Schematic diagram of the SUFU gene (top panel) and protein (bottom panel) showing the localization of six truncating variants identified within this study in affected individuals from six independent families (black). Localization of SUFU variants associated in previous studies with Joubert syndrome are indicated in green and blue; variants associated with Gorlin–Goltz syndrome are marked in red.,,,.
Fig. 4
Fig. 4. Cilia formation and expression of Hedgehog signaling signature genes in congenital ocular motor apraxia (COMA) patient–derived dermal fibroblasts.
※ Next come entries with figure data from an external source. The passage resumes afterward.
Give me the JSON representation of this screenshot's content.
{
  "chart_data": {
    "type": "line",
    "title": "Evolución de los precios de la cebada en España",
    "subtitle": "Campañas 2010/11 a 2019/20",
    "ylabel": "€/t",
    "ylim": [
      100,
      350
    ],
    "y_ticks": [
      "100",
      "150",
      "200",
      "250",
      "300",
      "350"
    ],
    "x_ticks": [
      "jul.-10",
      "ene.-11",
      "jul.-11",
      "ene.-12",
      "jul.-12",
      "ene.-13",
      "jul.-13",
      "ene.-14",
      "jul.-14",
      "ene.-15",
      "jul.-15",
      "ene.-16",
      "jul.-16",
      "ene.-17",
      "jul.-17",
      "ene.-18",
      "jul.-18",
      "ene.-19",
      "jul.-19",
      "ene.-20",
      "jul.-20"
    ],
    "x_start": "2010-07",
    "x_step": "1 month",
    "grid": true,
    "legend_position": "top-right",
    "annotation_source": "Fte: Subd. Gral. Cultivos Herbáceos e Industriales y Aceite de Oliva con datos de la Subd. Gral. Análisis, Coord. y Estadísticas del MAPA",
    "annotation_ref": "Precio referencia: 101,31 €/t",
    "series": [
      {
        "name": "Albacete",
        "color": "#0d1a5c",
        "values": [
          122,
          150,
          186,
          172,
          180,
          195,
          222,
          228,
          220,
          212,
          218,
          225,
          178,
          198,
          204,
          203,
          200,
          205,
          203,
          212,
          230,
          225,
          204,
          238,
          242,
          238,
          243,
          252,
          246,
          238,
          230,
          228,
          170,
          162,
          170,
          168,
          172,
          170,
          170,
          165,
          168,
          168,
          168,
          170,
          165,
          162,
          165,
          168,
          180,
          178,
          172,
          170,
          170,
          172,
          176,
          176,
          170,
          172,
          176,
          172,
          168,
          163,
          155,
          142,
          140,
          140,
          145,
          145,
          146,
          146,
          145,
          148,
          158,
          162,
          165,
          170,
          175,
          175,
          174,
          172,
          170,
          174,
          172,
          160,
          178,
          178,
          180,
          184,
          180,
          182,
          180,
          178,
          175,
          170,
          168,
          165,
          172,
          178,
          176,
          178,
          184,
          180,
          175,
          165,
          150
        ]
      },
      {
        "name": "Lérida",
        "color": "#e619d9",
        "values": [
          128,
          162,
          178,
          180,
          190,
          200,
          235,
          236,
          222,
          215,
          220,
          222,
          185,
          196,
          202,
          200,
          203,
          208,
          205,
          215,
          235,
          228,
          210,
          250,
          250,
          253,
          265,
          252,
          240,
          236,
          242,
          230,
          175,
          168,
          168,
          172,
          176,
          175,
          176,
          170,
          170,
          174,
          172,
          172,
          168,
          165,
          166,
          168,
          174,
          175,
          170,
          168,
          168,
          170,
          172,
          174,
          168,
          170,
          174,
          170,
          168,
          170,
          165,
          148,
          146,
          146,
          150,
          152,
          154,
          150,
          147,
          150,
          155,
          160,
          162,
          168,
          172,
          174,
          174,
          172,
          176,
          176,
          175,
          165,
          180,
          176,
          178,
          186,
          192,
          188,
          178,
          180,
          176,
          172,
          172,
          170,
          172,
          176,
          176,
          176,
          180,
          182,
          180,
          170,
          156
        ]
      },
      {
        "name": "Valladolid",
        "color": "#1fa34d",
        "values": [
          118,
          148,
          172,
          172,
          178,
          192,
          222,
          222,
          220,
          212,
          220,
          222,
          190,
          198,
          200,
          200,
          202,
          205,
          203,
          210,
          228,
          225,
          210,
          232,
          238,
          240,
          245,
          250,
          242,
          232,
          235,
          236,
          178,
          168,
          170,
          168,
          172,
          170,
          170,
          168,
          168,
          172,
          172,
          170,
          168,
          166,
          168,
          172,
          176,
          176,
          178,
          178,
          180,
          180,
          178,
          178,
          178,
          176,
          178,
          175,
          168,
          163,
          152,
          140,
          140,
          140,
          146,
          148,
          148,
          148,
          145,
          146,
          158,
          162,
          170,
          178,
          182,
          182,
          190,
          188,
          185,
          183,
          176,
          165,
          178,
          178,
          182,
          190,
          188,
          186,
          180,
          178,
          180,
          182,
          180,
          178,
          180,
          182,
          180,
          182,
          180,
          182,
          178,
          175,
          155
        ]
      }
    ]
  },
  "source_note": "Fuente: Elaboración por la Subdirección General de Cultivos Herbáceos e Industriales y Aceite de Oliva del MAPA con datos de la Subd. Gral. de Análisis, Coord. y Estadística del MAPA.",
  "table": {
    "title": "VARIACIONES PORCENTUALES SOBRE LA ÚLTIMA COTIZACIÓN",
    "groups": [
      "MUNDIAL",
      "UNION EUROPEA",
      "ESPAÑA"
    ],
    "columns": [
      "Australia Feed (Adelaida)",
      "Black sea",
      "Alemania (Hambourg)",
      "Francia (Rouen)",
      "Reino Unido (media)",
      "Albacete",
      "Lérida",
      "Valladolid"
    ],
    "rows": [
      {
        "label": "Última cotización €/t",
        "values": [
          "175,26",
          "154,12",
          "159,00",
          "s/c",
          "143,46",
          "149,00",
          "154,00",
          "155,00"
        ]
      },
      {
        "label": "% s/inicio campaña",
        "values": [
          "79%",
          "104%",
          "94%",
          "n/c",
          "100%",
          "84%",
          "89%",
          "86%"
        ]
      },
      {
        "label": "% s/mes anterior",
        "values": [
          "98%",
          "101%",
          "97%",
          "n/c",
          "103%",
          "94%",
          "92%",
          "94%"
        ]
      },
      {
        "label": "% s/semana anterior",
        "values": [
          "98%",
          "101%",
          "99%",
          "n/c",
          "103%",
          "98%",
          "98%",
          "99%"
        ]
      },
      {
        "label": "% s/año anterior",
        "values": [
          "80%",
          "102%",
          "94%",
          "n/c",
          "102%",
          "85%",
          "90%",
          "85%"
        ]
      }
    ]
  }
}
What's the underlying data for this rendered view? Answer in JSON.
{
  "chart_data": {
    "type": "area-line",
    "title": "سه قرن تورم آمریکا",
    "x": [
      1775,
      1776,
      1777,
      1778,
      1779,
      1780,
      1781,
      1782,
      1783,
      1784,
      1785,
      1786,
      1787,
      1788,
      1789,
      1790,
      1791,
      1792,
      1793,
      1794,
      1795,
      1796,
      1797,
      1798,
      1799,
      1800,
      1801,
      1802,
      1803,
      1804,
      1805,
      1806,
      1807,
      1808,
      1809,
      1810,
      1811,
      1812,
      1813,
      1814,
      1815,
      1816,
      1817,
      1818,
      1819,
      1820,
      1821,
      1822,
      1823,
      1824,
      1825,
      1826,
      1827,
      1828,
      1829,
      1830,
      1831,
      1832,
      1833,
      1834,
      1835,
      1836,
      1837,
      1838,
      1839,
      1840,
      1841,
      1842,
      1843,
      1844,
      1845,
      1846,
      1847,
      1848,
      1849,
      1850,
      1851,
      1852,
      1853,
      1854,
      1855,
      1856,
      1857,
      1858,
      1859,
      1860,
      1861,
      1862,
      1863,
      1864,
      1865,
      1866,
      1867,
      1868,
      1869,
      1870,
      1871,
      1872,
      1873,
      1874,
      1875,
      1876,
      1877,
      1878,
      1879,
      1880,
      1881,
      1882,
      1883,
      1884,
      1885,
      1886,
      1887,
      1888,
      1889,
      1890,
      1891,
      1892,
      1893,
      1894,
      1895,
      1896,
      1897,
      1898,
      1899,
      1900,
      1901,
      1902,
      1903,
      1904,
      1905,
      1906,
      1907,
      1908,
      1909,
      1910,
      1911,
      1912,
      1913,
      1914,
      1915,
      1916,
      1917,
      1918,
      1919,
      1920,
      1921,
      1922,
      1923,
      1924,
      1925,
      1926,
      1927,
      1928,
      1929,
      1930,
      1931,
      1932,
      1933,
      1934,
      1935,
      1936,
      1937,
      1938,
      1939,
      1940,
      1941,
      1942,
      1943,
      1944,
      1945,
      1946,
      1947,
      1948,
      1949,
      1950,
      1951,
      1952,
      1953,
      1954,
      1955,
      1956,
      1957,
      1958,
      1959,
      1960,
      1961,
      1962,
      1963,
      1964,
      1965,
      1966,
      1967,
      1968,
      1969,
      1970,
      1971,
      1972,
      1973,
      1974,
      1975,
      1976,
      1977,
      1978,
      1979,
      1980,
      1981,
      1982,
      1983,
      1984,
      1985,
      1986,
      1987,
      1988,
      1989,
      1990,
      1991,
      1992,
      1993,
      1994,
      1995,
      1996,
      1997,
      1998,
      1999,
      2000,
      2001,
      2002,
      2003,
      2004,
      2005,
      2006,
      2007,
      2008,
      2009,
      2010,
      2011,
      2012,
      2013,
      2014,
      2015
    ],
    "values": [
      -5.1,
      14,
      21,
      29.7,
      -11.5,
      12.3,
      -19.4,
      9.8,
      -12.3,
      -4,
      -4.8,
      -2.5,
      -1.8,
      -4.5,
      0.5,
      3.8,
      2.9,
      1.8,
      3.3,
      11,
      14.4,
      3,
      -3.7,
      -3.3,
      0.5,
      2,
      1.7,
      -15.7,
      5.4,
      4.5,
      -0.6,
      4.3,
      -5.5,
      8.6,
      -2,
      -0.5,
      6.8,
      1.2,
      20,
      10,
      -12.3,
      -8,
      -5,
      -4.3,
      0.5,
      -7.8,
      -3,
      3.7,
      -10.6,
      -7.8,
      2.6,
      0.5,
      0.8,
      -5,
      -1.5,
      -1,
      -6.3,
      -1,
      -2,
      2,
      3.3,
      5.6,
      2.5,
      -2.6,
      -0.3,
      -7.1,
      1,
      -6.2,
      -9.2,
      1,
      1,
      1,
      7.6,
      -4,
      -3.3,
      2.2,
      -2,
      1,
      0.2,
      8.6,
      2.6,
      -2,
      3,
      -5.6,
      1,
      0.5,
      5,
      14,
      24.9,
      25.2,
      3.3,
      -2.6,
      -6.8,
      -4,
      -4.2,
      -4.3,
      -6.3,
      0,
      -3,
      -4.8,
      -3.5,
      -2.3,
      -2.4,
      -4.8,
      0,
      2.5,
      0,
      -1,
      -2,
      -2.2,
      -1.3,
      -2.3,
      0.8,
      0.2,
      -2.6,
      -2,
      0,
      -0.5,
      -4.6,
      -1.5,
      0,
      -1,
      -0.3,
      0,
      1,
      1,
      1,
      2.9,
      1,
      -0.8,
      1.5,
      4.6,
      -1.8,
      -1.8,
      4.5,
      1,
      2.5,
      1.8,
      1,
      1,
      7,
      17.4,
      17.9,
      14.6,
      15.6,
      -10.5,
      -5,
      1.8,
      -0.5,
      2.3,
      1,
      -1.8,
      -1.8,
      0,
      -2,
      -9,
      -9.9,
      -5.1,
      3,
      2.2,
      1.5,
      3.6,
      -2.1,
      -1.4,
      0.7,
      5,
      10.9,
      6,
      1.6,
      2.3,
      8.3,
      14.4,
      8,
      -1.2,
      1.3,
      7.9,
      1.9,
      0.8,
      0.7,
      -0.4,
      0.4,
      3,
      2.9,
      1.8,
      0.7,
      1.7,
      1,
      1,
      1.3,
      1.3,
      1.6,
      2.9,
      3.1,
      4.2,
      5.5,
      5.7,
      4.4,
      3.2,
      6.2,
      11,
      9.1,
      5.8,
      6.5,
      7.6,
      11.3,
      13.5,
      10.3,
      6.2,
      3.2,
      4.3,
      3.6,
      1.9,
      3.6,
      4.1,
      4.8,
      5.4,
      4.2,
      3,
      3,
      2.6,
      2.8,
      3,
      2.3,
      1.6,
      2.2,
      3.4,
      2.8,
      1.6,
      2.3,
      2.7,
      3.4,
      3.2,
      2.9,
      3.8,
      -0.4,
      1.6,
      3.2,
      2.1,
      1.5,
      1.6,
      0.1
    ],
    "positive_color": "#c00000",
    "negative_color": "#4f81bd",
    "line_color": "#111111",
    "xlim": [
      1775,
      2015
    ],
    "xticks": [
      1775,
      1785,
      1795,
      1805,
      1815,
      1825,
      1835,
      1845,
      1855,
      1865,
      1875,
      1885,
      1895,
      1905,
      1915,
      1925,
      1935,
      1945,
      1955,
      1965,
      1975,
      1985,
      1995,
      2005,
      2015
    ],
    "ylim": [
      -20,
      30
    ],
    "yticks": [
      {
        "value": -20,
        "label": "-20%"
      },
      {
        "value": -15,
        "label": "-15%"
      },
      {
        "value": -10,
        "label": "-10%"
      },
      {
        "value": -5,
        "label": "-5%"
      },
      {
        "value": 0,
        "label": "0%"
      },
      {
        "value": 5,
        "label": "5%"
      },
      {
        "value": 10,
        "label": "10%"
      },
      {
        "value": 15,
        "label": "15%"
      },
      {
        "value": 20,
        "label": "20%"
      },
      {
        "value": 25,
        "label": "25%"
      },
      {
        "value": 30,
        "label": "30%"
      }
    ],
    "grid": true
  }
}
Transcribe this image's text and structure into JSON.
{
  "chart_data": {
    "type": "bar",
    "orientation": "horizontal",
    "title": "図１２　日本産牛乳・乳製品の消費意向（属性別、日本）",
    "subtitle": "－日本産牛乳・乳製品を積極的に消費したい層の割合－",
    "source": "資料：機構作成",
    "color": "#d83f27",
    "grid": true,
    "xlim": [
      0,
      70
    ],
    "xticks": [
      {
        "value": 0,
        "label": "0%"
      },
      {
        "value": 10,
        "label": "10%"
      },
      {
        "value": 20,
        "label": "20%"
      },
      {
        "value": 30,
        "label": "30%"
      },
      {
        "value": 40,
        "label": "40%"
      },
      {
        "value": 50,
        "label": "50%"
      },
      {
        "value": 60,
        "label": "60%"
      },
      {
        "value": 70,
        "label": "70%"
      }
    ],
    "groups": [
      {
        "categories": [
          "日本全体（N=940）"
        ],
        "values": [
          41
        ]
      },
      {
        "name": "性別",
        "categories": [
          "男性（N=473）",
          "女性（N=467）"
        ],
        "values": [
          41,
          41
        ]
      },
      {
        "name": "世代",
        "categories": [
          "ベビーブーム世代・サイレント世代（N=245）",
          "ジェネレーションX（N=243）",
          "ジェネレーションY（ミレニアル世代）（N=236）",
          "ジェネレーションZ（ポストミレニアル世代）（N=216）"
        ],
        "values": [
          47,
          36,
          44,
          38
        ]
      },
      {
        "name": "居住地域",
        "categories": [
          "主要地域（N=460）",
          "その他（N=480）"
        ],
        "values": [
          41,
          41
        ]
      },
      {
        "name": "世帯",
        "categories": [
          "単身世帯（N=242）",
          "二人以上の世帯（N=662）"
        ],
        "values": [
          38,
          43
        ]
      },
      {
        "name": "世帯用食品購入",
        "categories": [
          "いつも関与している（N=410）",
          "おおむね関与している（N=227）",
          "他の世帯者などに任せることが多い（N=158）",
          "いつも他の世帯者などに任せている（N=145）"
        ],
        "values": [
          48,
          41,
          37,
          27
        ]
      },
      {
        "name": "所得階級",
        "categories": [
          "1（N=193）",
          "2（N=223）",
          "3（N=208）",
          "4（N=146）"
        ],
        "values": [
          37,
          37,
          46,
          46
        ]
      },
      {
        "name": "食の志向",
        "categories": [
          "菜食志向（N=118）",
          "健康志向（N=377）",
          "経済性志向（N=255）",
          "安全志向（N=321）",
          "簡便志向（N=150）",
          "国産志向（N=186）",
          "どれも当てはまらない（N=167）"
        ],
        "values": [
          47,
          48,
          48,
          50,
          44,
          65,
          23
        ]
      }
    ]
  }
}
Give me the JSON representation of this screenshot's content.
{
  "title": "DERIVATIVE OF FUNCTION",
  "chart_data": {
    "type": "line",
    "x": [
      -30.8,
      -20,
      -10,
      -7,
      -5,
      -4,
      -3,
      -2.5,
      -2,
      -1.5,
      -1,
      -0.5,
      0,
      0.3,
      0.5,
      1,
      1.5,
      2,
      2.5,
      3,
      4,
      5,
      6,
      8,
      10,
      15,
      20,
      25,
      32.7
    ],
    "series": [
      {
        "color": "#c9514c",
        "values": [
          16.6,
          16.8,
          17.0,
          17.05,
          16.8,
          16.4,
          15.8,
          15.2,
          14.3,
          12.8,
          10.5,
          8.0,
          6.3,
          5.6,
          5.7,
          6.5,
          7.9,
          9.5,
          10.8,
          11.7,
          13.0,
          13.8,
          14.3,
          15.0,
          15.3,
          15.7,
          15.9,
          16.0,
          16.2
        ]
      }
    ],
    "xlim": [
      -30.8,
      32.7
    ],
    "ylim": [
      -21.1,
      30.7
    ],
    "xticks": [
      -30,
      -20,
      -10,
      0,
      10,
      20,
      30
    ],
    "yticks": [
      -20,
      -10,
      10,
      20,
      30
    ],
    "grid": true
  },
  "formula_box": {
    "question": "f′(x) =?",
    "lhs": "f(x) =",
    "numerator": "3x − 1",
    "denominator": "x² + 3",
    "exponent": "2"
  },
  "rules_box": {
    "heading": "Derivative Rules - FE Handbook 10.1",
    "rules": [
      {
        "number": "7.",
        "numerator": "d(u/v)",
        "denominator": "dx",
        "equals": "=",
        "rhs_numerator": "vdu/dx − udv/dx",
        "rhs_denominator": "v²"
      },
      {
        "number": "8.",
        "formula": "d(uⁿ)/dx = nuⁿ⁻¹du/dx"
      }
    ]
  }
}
(a) Representative pictures of double immunofluorescent staining for visualization of SMO (upper row in monochrome, third and lower row in red) and acetylated tubulin (acetyl.tubulin) (second row in monochrome, third and lower row in green) in control fibroblasts and fibroblasts derived from affected individual II.2 (family 3, first column), individual II.1 (family 2, middle column), and individual II.1 (family 4, right column). Nuclei were visualized by DAPI staining (lower row in blue). Scale bars: 1 µm. (b) Quantitative real-time polymerase chain reaction (PCR)–based expression analyses of the Hedgehog signaling signature genes GLI1, GLI2, GLI3, and PTCH1 normalized to 18S ribosomal RNA (rRNA) (left column) or HPRT (right column) expression levels, respectively, of controls (N = 5) and COMA patient–derived fibroblasts (COMA) (N = 4). Shown results represent data of two different cellular passages per fibroblast culture each analyzed in biological triplicates (gray circles) that were measured in technical triplicates. Total mean values +/- SEM of all analyzed samples are indicated in black. Significant differences were tested by nonparametric Mann–Whitney tests. *p < 0.05; **p < 0.01; ***p < 0.001. No significantly different expression levels were observed in the five independent control fibroblast cultures, different cellular passages, or biological triplicates. For comparison of individual gene expression levels of the four independent COMA patient–derived fibroblast cultures as well as HIP expression levels see Supplemental Data (Fig. S1).